[Guest]

Determine the probability that for a positive integer N, chosen at random between 1 and 9 inclusively, the number 1111*N is expressible as the difference of two positive perfect squares in at least one way.

[Izzy]

So, randomly thinking.. at 4:30 am, forgive me. The first few perfect squares = 1,4,9,16,25. The differences of these are 3,5,7,9, which can be expressed as 2n+1. So 1111 = 2n+1, n=555. So, the 555th difference is 1111? I guess plug them all in, and it works with whole numbers, doesn't with numbers that aren't integers.

1111 = 555

2222 = 1110.5

3333 = 1666

4444 = 2221.5

5555 = 2777

6666 = 3332.5

7777 = 3888

8888 = 4443.5

9999 = 4999

(It's cool how the numbers themselves are patterns like that.)

So, er. 5/9?

[Izzy]

Actually, I think I'm right. I just used an online perfect square producer (to save me the trouble), and it works for 1111. I'd check higher.. but it won't let me go over 1000, I cba to get a calculator, and I *really* need to go to sleep.

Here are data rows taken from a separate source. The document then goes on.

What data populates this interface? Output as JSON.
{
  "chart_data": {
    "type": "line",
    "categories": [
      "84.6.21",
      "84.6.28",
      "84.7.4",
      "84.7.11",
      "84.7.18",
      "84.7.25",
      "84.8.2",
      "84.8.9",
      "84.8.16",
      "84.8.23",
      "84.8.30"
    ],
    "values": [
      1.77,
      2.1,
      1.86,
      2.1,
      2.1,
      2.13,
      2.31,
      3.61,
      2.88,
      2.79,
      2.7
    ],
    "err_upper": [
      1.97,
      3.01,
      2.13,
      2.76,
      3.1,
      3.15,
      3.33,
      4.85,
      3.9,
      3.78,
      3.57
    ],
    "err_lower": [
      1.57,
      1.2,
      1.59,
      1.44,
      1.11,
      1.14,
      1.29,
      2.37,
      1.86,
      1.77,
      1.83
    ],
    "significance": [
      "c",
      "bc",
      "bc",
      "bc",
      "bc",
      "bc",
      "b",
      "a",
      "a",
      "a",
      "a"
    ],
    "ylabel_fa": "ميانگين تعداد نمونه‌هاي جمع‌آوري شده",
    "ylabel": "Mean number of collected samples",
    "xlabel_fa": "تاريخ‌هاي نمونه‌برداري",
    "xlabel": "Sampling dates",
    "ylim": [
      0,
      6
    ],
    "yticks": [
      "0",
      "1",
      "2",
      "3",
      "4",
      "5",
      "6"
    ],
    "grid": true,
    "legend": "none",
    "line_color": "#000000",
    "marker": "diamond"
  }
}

*edit* Well, I'm right for my nondecimal answers. I haven't thought of a way to check for the others yet.

*edit* Google calculator ftw. I'm right about the ones I'm right about. Fairly sure about the rest.

Edited December 31, 2009 by Izzy

[Guest]

the number 1111*N expressed as difference of two positive perfect squares, which means

1111*N = a^2-b^2

= (a+b)(a-b)

so a+b = 1111

a-b = N

only odd numbers satisfy this condition so probability is 5/9 = 0.555555555555555..

[superprismatic]

The probability is 7/9.

Since the difference of two squares, say a²-b²,

can be factored as (a-b)*(a+b) we have that a-b must account for

some of the factors of 1111*N (call their product F) and a+b must

account for the rest (call their product G). So, we have to solve

a-b=F
a+b=G

From this, we know that 2*a = F+G. So F and G must have the same

parity in order for the above linear system to be solvable in the

positive integers. Thus, if N has any factors of 2, it must have

an even number of them -- just one (or an odd number) would force

F and G to be of different parities.

We exhibit one way to express 1111*N for all N for which it is

possible:

1111 = 56²-45²

2222 can't be done: only one 2 in its factorization

3333 = 67²-34²

4444 = 112²-90²

5555 = 78²-23²

6666 can't be done: only one 2 in its factorization

7777 = 89²-12²

8888 = 123²-79²

9999 = 168²-135²

[Izzy]

^Nice.

[superprismatic]

The probability is 7/9.

Since the difference of two squares, say a²-b²,

can be factored as (a-b)*(a+b) we have that a-b must account for

some of the factors of 1111*N (call their product F) and a+b must

account for the rest (call their product G). So, we have to solve

a-b=F
a+b=G

From this, we know that 2*a = F+G. So F and G must have the same

parity in order for the above linear system to be solvable in the

positive integers. Thus, if N has any factors of 2, it must have

an even number of them -- just one (or an odd number) would force

F and G to be of different parities.

We exhibit one way to express 1111*N for all N for which it is

possible:

1111 = 56²-45²

2222 can't be done: only one 2 in its factorization

3333 = 67²-34²

4444 = 112²-90²

5555 = 78²-23²

6666 can't be done: only one 2 in its factorization

7777 = 89²-12²

8888 = 123²-79²

9999 = 168²-135²

"Thus, if N has any factors of 2, it must have an even number of them -- just one (or an odd number) would force F and G to be of different parities." is not true. It should have read "Thus, N may not have just one factor of 2 as this would force F and G to be of different parities."